No final de tarde, quando já ficava escuro e se caminhava sozinha, começou a ser frequente encontrar homens que se escondiam nos arbustos das calçadas e no momento que passávamos, abriam a gabardine para os vermos nus com o pênis levantado e apontado, prestes a disparar. Eram nojentos, assustadores mas na verdade, pensando nisso agora, eram totalmente inofensivos.

Tinha os caras que vinham meter conversa no ponto de ônibus e fazíamos de conta que não entendíamos. E eles começavam a falar inglês, francês, espanhol, até que começavam a achar que éramos surdas e cegas. Claro que quando percebiam que eram ignorados se tornavam agressivos e era preciso sair do ponto de ônibus. Muitas vezes foi necessário ir a pé, fazer de conta que morávamos num lugar onde não morávamos para os despistar.

Muitas vezes me perguntei se a liberdade tinha chegado só para eles porque sentia muita exploração, pouco espaço. Mas nos outros dias e anos em que continuei a subir em árvores, a andar de bicicleta, a carregar telhas e tijolos, a mergulhar no rio, a jogar futebol na rua, em que pude escolher as escolas onde estudei, os cursos que fiz, os lugares onde vivi, o que comprei, onde morei, para onde fui, o que decidi, que trabalhos tive, as roupas que vesti, soube que a liberdade também chegou para elas. Mais lenta, mais silenciosa, mais escondida. Mais conturbada, com mais atalhos. Mas que permanece e cresce como uma planta que se cuida e alimenta, ou até que espera o teu momento. Meu cacto que ficou 5 anos sem ser regado, sofrendo frio extremo e calor extremo me ensinou isso. Ele escolheu esperar, resistir, Eu escolhi ir onde sempre quis saber como seria.

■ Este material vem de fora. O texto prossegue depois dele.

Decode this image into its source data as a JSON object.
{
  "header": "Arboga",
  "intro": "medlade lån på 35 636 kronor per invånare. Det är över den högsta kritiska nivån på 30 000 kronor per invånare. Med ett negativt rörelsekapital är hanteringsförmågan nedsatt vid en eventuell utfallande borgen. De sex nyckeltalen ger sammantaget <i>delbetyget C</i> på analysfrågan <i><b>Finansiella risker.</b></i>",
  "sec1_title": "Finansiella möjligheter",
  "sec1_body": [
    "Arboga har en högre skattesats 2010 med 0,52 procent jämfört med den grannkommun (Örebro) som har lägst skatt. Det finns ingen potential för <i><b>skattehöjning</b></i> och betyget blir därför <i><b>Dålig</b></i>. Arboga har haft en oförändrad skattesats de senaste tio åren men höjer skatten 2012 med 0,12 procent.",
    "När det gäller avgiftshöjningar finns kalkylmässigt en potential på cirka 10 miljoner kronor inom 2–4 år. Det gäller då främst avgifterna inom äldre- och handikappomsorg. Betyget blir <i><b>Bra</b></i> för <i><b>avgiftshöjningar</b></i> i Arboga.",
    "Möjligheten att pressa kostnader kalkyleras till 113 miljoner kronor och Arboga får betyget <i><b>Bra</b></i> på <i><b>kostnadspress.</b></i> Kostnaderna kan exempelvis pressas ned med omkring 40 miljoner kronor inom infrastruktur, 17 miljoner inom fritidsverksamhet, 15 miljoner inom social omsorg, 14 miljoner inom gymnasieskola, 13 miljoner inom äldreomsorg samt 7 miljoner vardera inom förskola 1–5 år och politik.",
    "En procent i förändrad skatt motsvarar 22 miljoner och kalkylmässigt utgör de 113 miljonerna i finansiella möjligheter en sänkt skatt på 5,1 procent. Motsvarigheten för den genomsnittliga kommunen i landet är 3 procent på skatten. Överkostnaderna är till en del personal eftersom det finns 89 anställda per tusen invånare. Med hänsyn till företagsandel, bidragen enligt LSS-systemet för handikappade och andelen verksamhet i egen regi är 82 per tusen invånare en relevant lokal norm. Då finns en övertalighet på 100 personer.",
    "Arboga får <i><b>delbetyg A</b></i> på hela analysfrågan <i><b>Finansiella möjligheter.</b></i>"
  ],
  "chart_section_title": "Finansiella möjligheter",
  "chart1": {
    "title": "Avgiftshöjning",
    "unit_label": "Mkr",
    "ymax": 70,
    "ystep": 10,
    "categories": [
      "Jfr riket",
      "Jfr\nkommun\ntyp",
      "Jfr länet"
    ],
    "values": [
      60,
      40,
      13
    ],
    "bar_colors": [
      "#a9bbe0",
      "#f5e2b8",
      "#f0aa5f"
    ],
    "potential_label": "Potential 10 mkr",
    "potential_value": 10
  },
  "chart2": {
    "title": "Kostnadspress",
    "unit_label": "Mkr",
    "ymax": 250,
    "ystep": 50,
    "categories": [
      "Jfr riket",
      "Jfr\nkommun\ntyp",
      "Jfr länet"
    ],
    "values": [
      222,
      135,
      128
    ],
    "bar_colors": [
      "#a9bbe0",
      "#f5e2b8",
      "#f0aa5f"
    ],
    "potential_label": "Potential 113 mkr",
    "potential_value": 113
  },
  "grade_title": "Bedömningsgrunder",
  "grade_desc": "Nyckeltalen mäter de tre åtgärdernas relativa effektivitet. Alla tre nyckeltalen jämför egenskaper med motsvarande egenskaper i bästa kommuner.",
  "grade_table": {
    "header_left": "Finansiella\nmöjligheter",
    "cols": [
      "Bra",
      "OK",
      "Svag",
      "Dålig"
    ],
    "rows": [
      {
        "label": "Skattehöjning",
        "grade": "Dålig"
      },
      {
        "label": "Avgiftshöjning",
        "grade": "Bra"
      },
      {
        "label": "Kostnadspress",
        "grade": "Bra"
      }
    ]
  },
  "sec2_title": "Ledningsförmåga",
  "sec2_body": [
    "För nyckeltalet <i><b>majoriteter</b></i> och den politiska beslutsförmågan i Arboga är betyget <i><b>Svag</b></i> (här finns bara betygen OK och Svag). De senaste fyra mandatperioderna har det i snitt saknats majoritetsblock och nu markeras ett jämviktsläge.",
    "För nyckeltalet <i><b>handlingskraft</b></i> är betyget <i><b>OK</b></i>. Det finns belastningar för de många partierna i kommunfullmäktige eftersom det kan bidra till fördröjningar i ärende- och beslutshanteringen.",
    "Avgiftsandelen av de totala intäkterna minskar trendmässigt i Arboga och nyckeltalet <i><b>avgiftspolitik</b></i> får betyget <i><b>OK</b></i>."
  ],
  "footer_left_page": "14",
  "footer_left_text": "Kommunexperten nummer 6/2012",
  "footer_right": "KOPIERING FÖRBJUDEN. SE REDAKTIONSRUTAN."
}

E é aí que eu não me entendo. Porque eu em determinado ponto da minha vida aceitei a opinião das minhas tias médicas e fui para medicina? Tinha excelentes notas e era um desperdício ir para outra formação, diziam elas. Eu as amo e não as quis desiludir, mas eu nunca gostei de sangue. E porque tive dois filhos com o meu marido, seguindo a ideia da minha mãe, para que ele ficasse preso a mim e não à mãe da primeira filha dele? Ela me dizia que comigo ele teria dois filhos e eu teria mais poder sobre ele. E me estimulou a casar para o prender mais ainda e proteger o patrimônio para os meus filhos. Para quê isso se no final das contas sou eu que estou presa?